Graham County was the top performer for eighth-grade math at 36% while Maricopa followed closely at 35%. Graham and Maricopa were the only counties to exceed the state percentage of students testing proficient or above in eighth-grade math (32%). Among Arizona counties, Pima County ranked seventh with 27% of eighth-grade students testing proficient or above on the AzMERIT test in math. Apache County had among the lowest scores in math, with the exception of algebra 1, which reflects the low test scores among Arizona’s Native American students. Of the eighth-grade students taking advanced math classes such as algebra 1 and geometry, a high percentage tested proficient or above. Graham County posted the highest percentage of eighth-grade students testing proficient or above in algebra 1 at 95%, followed by Navajo County at 91%. Pima County posted a percentage of 76%, 3 percentage points above the state. Maricopa County had the highest percentage of eighth-grade students testing proficient or above in geometry at 94%, while Pima County and the state followed with 92%.

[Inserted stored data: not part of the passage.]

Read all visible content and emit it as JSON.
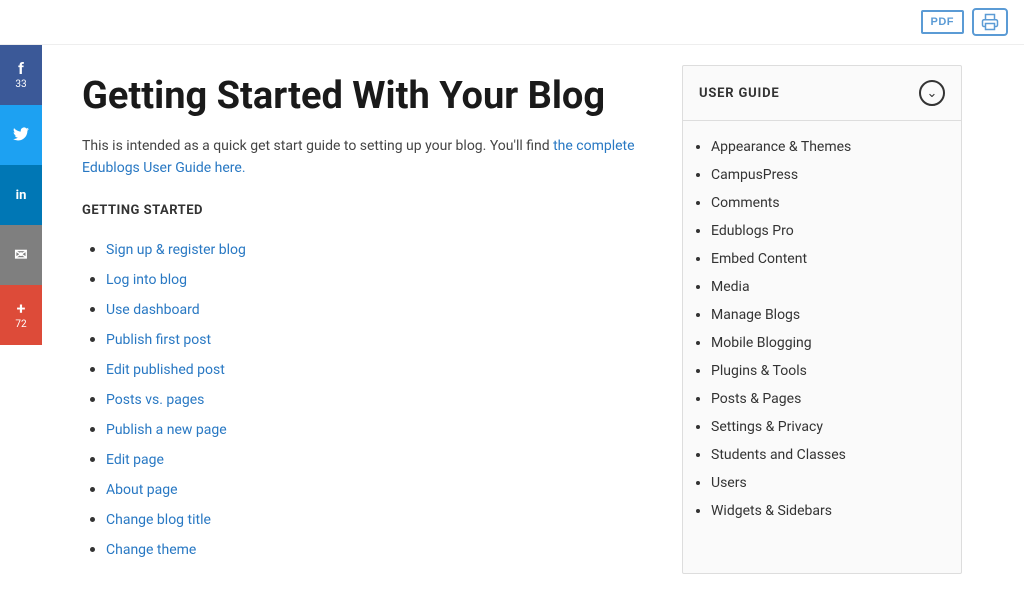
{
  "topbar": {
    "pdf_label": "PDF",
    "print_icon_title": "Print"
  },
  "social": [
    {
      "id": "facebook",
      "letter": "f",
      "count": "33",
      "class": "fb"
    },
    {
      "id": "twitter",
      "letter": "t",
      "count": null,
      "class": "tw"
    },
    {
      "id": "linkedin",
      "letter": "in",
      "count": null,
      "class": "li"
    },
    {
      "id": "email",
      "letter": "✉",
      "count": null,
      "class": "em"
    },
    {
      "id": "plus",
      "letter": "+",
      "count": "72",
      "class": "pl"
    }
  ],
  "page": {
    "title": "Getting Started With Your Blog",
    "intro": "This is intended as a quick get start guide to setting up your blog. You'll find ",
    "link_text": "the complete Edublogs User Guide here.",
    "link_url": "#",
    "section_heading": "GETTING STARTED"
  },
  "getting_started_links": [
    {
      "label": "Sign up & register blog",
      "href": "#"
    },
    {
      "label": "Log into blog",
      "href": "#"
    },
    {
      "label": "Use dashboard",
      "href": "#"
    },
    {
      "label": "Publish first post",
      "href": "#"
    },
    {
      "label": "Edit published post",
      "href": "#"
    },
    {
      "label": "Posts vs. pages",
      "href": "#"
    },
    {
      "label": "Publish a new page",
      "href": "#"
    },
    {
      "label": "Edit page",
      "href": "#"
    },
    {
      "label": "About page",
      "href": "#"
    },
    {
      "label": "Change blog title",
      "href": "#"
    },
    {
      "label": "Change theme",
      "href": "#"
    }
  ],
  "user_guide": {
    "title": "USER GUIDE",
    "items": [
      {
        "label": "Appearance & Themes",
        "href": "#"
      },
      {
        "label": "CampusPress",
        "href": "#"
      },
      {
        "label": "Comments",
        "href": "#"
      },
      {
        "label": "Edublogs Pro",
        "href": "#"
      },
      {
        "label": "Embed Content",
        "href": "#"
      },
      {
        "label": "Media",
        "href": "#"
      },
      {
        "label": "Manage Blogs",
        "href": "#"
      },
      {
        "label": "Mobile Blogging",
        "href": "#"
      },
      {
        "label": "Plugins & Tools",
        "href": "#"
      },
      {
        "label": "Posts & Pages",
        "href": "#"
      },
      {
        "label": "Settings & Privacy",
        "href": "#"
      },
      {
        "label": "Students and Classes",
        "href": "#"
      },
      {
        "label": "Users",
        "href": "#"
      },
      {
        "label": "Widgets & Sidebars",
        "href": "#"
      }
    ]
  }
}
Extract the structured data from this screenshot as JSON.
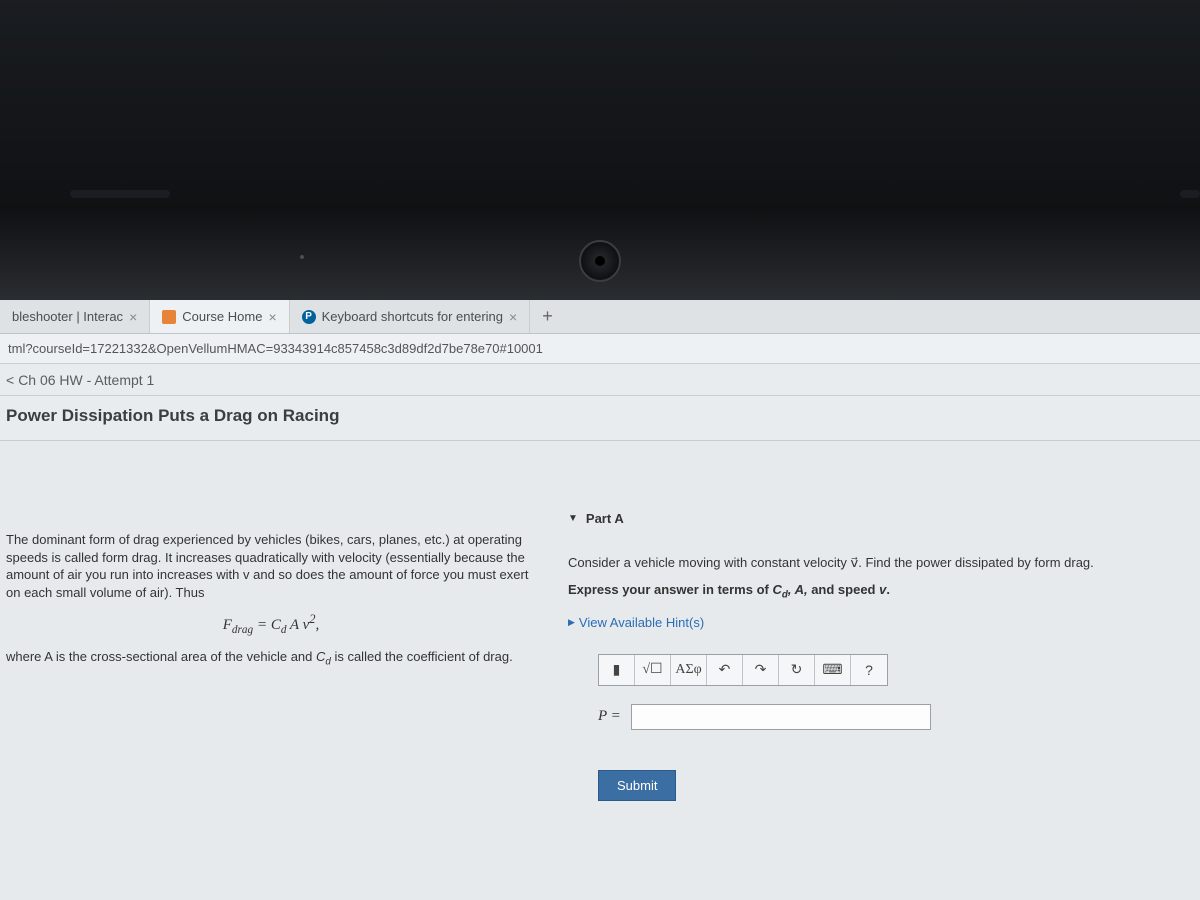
{
  "tabs": [
    {
      "label": "bleshooter | Interac",
      "favicon": ""
    },
    {
      "label": "Course Home",
      "favicon": "orange"
    },
    {
      "label": "Keyboard shortcuts for entering",
      "favicon": "pearson"
    }
  ],
  "tab_close_glyph": "×",
  "newtab_glyph": "+",
  "url": "tml?courseId=17221332&OpenVellumHMAC=93343914c857458c3d89df2d7be78e70#10001",
  "breadcrumb": {
    "caret": "<",
    "label": "Ch 06 HW - Attempt 1"
  },
  "page_title": "Power Dissipation Puts a Drag on Racing",
  "left": {
    "para1": "The dominant form of drag experienced by vehicles (bikes, cars, planes, etc.) at operating speeds is called form drag. It increases quadratically with velocity (essentially because the amount of air you run into increases with v and so does the amount of force you must exert on each small volume of air). Thus",
    "formula": "Fdrag = Cd A v²,",
    "para2_a": "where A is the cross-sectional area of the vehicle and ",
    "para2_b": " is called the coefficient of drag.",
    "cd_sym": "Cd"
  },
  "right": {
    "part_label": "Part A",
    "prompt": "Consider a vehicle moving with constant velocity v⃗. Find the power dissipated by form drag.",
    "express_a": "Express your answer in terms of ",
    "express_vars": "Cd, A,",
    "express_b": " and speed ",
    "express_v": "v",
    "express_c": ".",
    "hints_label": "View Available Hint(s)",
    "toolbar": {
      "templates": "▮",
      "sqrt": "√☐",
      "greek": "ΑΣφ",
      "undo": "↶",
      "redo": "↷",
      "reset": "↻",
      "keyboard": "⌨",
      "help": "?"
    },
    "lhs": "P =",
    "input_value": "",
    "submit": "Submit"
  }
}
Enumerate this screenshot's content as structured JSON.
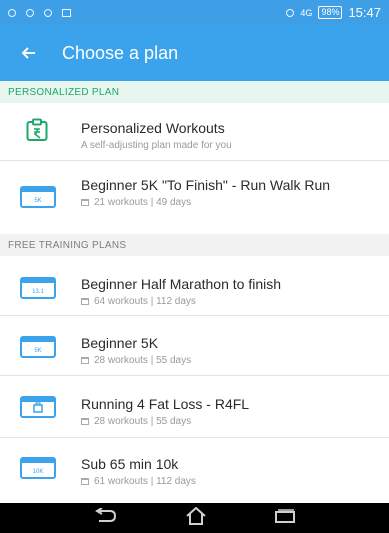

Scores for Arizona’s students varied across race and ethnicity, with all races achieving greater proficiency percentages in third-grade English language arts than eighth-grade math. Asian students achieved the highest rate of proficiency, both in third-grade English language arts (66%), and eighth-grade math (60%). White students achieved the second highest proficiency rates at 59% and 44%, respectively. Rates for Two or More Races were 8 percentage points below whites in third-grade English language arts and 6 percentage points below in eight-grade math. Hispanics and blacks lagged even further behind, as both groups had third-grade English language arts near the 30th percentile and eighth-grade math proficiency rates near the 20th percentile. Arizona’s Native American students continue to struggle. Students in this demographic had a 21% proficiency rate for third-grade English language arts, and a 16% rate of proficiency in eighth-grade math.
What are the key trends?
Between 2003 and 2017, academic scores in Arizona improved more rapidly than the nation, allowing Arizona to surpass the nation in math and gain ground in reading. Math scores for eighth graders in Arizona rose 2.4% over the past decade, compared to an improvement of .6% for the nation, and state scores now exceed the national average. Reading scores for fourth graders also improved, rising from 209.5 to 215.5, over the past decade. This 2.9% increase for Arizona compared to a .5% increase for the nation has reduced the achievement gap between the nation and Arizona, from 10.1 points in 2007 to 5.3 points in 2017.
How is it measured?
Each fall and spring Arizona students in the third through eighth grades, and high school, take the AzMERIT or the Multi-State Alternative Assessment (MSAA) exam. These exams measure students’ proficiency in English language arts and math. Percentages reported here are for those students who passed the 2018 school year AzMERIT and MSAA test in third-grade English language arts and passed either the AzMERIT or MSAA test in eight-grade math, meaning that they are proficient or highly proficient in the tested skill. The state’s value for proficiency was used for Greenlee County’s eighth-grade math rate, as the value for high proficiency was not reported. As of 2015, these AzMERIT exams replaced AIMS for reading, writing and math. Unlike AIMS, passing is not a requirement for graduation from high school. National data are the average scale scores from the NAEP, an ongoing student assessment program conducted by the National Center for Education Statistics under the U.S. Department of Education.